平川祐弘氏の論文から、軍部の独走、二・二六事件、昭和天皇の立場、そして政府や官僚を批判しながら軍には沈黙した戦前の大新聞の姿勢を紹介する。
2020-06-22
ところが、大新聞の社説は、政府や国会や官僚に対して苦情を発することはあっても、軍に対する不満を公然と述べることはなかった。
以下は前章の続きである。
明治憲法の欠陥
あの戦争と昭和天皇との関係についても触れたい。
1932年の五・一五事件。
1936年の二・二六事件。
あの頃から、日本は内部的に不穏だった。
重臣を殺害した若手将校に対し、大新聞は、政治面では非難しながら、社会面では昭和維新の志士として褒め上げた。
もちろん、世間には少壮将校の暴挙を怒る声もあった。
昭和天皇は、平和主義で国際協調を優先したから、田中義一内閣以来の出先軍部の陰謀や暴走に懸念を抱き、注意はした。
それでも、憲法に忠実に従う立憲君主であったから、内閣の決定に従った。
天皇は、内閣の機能が不全に陥った二・二六事件のような場合や、最高戦争指導会議の意見が二つに分かれた終戦決定のような場合でない限り、積極的なイニシアティブは取らなかった。
というより、取るべきではないと考えたのである。
ただし、「朕の股肱」である重臣が殺害された場合、反乱軍の行動を容赦するようなことはなかった。

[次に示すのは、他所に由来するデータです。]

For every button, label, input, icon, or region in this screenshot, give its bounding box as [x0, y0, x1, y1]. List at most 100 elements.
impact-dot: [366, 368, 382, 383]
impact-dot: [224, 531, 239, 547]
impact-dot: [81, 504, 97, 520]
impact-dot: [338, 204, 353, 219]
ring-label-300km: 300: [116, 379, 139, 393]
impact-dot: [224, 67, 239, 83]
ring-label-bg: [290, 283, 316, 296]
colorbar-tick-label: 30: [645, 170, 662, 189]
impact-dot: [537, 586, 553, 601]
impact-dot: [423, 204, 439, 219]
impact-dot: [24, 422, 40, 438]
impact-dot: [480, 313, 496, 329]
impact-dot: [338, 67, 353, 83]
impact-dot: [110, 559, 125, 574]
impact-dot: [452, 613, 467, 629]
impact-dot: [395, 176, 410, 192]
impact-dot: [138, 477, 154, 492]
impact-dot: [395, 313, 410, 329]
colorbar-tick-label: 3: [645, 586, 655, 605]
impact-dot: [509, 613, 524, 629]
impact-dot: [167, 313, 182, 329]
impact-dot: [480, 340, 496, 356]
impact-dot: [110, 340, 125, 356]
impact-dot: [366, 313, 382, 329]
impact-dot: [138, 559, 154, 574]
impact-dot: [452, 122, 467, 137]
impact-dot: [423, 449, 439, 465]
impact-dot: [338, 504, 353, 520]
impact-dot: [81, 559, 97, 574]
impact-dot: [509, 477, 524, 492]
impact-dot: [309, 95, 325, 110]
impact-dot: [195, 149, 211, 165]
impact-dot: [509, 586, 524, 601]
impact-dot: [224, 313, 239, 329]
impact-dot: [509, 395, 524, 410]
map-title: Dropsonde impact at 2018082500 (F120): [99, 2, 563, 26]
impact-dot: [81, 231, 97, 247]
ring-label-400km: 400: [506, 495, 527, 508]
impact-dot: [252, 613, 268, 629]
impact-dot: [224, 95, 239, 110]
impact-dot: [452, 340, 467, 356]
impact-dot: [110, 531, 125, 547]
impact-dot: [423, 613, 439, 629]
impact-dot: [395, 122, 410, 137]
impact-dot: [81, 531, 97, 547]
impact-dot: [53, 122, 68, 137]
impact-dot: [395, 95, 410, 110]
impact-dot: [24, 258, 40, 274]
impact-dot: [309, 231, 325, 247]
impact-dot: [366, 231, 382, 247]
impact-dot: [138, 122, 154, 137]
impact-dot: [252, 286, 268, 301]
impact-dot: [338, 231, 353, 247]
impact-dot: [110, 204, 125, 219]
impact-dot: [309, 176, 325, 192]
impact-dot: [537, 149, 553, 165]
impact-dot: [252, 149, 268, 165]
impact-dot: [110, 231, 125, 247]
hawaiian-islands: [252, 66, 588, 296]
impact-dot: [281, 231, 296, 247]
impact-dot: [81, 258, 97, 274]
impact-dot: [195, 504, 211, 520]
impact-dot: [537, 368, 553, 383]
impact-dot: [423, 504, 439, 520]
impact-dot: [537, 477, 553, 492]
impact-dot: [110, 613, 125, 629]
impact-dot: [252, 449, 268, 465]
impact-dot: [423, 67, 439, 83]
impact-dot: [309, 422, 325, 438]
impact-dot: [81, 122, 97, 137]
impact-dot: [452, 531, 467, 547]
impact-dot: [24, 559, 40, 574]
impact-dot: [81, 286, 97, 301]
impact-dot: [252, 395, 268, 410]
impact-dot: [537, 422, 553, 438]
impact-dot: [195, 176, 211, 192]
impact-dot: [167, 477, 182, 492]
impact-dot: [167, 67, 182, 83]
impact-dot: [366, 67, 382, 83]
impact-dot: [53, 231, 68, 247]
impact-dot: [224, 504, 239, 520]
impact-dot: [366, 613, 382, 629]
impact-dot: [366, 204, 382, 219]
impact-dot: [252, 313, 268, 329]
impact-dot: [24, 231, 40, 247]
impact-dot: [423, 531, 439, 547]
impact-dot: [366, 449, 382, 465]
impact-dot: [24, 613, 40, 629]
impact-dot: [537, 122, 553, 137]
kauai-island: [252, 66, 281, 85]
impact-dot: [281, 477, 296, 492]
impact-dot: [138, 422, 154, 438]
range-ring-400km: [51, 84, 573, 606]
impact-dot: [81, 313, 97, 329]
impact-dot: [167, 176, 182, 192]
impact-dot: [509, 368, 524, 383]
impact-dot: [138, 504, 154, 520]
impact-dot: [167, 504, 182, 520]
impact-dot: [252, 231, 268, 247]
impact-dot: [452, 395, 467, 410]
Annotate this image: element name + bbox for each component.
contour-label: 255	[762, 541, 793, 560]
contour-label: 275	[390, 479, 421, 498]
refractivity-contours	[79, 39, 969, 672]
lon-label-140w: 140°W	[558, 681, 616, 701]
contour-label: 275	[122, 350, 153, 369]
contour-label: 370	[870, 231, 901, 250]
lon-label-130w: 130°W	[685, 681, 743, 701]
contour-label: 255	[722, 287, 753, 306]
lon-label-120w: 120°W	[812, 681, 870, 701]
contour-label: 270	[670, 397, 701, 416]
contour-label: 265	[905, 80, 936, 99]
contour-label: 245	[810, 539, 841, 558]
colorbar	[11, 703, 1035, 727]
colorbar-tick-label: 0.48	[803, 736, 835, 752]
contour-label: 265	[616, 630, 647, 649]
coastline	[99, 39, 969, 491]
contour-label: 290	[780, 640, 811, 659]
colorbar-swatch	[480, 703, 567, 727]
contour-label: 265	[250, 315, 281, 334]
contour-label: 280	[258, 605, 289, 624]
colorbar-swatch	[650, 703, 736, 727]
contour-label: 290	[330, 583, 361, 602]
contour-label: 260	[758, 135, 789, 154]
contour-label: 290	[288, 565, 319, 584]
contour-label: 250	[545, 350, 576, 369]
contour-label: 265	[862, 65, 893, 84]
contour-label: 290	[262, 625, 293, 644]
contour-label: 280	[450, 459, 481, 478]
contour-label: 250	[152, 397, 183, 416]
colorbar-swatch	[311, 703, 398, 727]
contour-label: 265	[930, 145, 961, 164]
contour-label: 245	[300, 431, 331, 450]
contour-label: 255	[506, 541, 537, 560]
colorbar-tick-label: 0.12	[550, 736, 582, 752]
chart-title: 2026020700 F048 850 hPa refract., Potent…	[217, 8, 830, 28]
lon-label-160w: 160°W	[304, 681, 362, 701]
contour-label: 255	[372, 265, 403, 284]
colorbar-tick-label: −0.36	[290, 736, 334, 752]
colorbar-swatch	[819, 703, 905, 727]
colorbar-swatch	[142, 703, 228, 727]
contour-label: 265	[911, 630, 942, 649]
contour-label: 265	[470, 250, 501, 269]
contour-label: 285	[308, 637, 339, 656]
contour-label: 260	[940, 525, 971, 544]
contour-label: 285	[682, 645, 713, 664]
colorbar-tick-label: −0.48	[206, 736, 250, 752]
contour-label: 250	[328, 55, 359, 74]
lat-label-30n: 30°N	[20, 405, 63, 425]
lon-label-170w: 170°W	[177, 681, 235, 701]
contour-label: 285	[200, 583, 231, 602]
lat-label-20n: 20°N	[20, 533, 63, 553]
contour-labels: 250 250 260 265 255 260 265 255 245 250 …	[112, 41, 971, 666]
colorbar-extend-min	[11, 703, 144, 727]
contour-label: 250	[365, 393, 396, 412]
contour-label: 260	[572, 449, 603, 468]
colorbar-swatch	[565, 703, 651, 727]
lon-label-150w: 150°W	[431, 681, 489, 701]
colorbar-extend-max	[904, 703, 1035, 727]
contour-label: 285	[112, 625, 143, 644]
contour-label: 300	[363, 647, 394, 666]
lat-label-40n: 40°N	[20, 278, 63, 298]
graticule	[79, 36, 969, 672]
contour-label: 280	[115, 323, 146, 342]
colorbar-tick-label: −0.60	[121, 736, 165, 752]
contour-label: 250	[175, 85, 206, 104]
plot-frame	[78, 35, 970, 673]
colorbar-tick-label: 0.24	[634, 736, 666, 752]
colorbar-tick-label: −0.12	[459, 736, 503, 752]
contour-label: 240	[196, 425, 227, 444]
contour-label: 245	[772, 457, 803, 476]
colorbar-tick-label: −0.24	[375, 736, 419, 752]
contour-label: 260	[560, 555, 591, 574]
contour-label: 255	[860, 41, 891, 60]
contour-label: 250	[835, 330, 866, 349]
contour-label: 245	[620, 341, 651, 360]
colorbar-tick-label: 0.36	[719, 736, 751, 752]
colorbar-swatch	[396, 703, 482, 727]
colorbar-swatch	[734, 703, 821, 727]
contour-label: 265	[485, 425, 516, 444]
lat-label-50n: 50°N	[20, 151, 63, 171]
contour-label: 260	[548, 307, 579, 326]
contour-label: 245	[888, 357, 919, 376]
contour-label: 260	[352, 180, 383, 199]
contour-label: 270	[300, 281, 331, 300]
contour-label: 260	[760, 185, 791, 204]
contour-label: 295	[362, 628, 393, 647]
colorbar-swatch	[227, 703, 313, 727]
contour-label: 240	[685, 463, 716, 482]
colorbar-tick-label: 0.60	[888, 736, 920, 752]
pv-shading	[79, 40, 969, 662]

そうした陛下の姿勢は、二・二六事件の頃から、国民にも知られるようになった。
大人の間では、軍部の横暴という声が囁かれた。
それというのも、昭和10年代になるや、日本は、陸軍が承知しなければ、内閣の組閣すらできなくなっていたからである。
これは軍部が悪いのだが、元をたどれば明治憲法に欠陥があり、日本の中に「まるで二つの国――陸軍という国と、それ以外の国とがあるようなこと」註9になってしまったからである。
明治憲法註10をいち早く改正しなかったために、軍部と政府がそれぞれ別々に動き、意思統一の取れない、みっともない国家となってしまった。
それだけに、満洲事変の際のように、出先軍部の独断専行が成功裏に行われると、国民はその軍事行動に歓呼した。
しかし、中国大陸で解決の目途も立たないまま戦線を拡大した陸軍に対しては、当時から、すでに不満があった。
ところが、大新聞の社説は、政府や国会や官僚に対して苦情を発することはあっても、軍に対する不満を公然と述べることはなかった。
戦前、戦中は日本軍に対して。
戦後は米国軍に対して。
批判めいた言辞は慎んだ。
この稿、続く。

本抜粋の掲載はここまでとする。